The University of Amsterdam wants to curb international student numbers
The number of internationals studying a full-time degree course at a Dutch research university or university of applied sciences has grown to 80.000 in 2016-17, according to research from the Dutch organisation for internationalisation in education, Nuffic. The University of Amsterdam has expressed concern and the university rector, Karen Maex, has asked the Minister of Education to help control the influx of international students.
International students in the Netherlands
In the Netherlands, Amsterdam and Maastricht are the most popular cities for international students, both drawing in around 10.000. In Amsterdam, these 10.000 international students account for about 10 percent of the student population, whilst in Maastricht they make up half of it.
Rotterdam and Groningen are also popular and attract 8.000 international students each. In Delft, Wageningen and The Hague, foreign students account for around 20 percent of the total student population.

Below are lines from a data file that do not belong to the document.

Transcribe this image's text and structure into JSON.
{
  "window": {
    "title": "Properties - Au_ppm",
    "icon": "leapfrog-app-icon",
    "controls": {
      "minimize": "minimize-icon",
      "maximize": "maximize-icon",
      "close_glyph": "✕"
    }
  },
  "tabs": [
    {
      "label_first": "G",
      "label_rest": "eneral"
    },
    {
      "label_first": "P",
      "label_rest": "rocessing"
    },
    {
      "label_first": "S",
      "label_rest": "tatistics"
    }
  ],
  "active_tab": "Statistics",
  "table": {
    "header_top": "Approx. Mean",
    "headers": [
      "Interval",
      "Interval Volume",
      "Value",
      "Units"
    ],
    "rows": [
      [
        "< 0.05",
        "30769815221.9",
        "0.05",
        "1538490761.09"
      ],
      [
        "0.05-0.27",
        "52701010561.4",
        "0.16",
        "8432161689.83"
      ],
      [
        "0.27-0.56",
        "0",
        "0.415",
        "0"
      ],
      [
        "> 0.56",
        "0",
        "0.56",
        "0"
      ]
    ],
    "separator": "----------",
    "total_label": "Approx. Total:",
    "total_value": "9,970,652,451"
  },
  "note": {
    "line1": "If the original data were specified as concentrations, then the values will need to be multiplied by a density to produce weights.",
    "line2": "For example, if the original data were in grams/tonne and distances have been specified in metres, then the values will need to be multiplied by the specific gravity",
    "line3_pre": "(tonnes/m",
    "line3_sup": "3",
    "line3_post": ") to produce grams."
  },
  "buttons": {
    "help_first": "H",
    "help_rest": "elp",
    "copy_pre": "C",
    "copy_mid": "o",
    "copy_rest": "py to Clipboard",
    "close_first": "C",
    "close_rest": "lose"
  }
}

At the University of Amsterdam (UvA), around 15 percent of the total number of students is a foreign national and, due to newly introduced English-taught Bachelor’s degrees, the percentage of international students is close to 25 percent amongst first-year students.
Of the some 12.000 international students graduating every year, 25 percent of them will take up root and stay in the Netherlands. Also, according to models from the Netherlands Central Planning Bureau (CPB), those staying in the Netherlands will generate 1,57 billion euros annually for the Dutch economy.
University of Amsterdam concerns
To mark the University of Amsterdam’s 386th anniversary, university rector Maex gave a speech and addressed certain concerns and goals of the university when it comes to internationalisation.
In particular, the UvA has concerns about the lack of student housing available to international students, and is urging the city to provide more. They themselves want to give potential students detailed information about the student housing situation in Amsterdam.
There are also worries concerning the ratio of international students to Dutch students and accessibility for Dutch students. A mixed group of students from both the Netherlands and other countries is desirable, but in order to achieve this, Maex feels that it should be possible to govern the inflow of students.
70 percent of international students at the UvA come from EU countries, this poses a problem in terms of inflow governance, as EU students must be afforded the same rights as Dutch ones.
Another issue which was raised touches on the bilingualism of the UvA. The university rector expressed a need to strike a balance between Dutch and English-taught programmes. Maex spoke about two options when it comes to bilingualism in the university.
Firstly, the option of Dutch programmes with a touch of English, making it possible for short-stay international students to study in Amsterdam, was given. Another option would be English-taught programmes with specific objectives, which would also look at Dutch language skills for those students who can speak Dutch.
Plans for the future
The UvA aims to shape itself into an internationally oriented, bilingual and culturally integrated university during the next 10 years. To achieve this goal, certain measures will be taken and the UvA will have to adapt its policy to ensure that quality education can be provided.
Maex has already asked the Minister of Education for help regarding the influx of international students and this year, the UvA wants to have finished their International Classroom concept. By 2020, they want to have incorporated international and intercultural aspects into a number of programmes.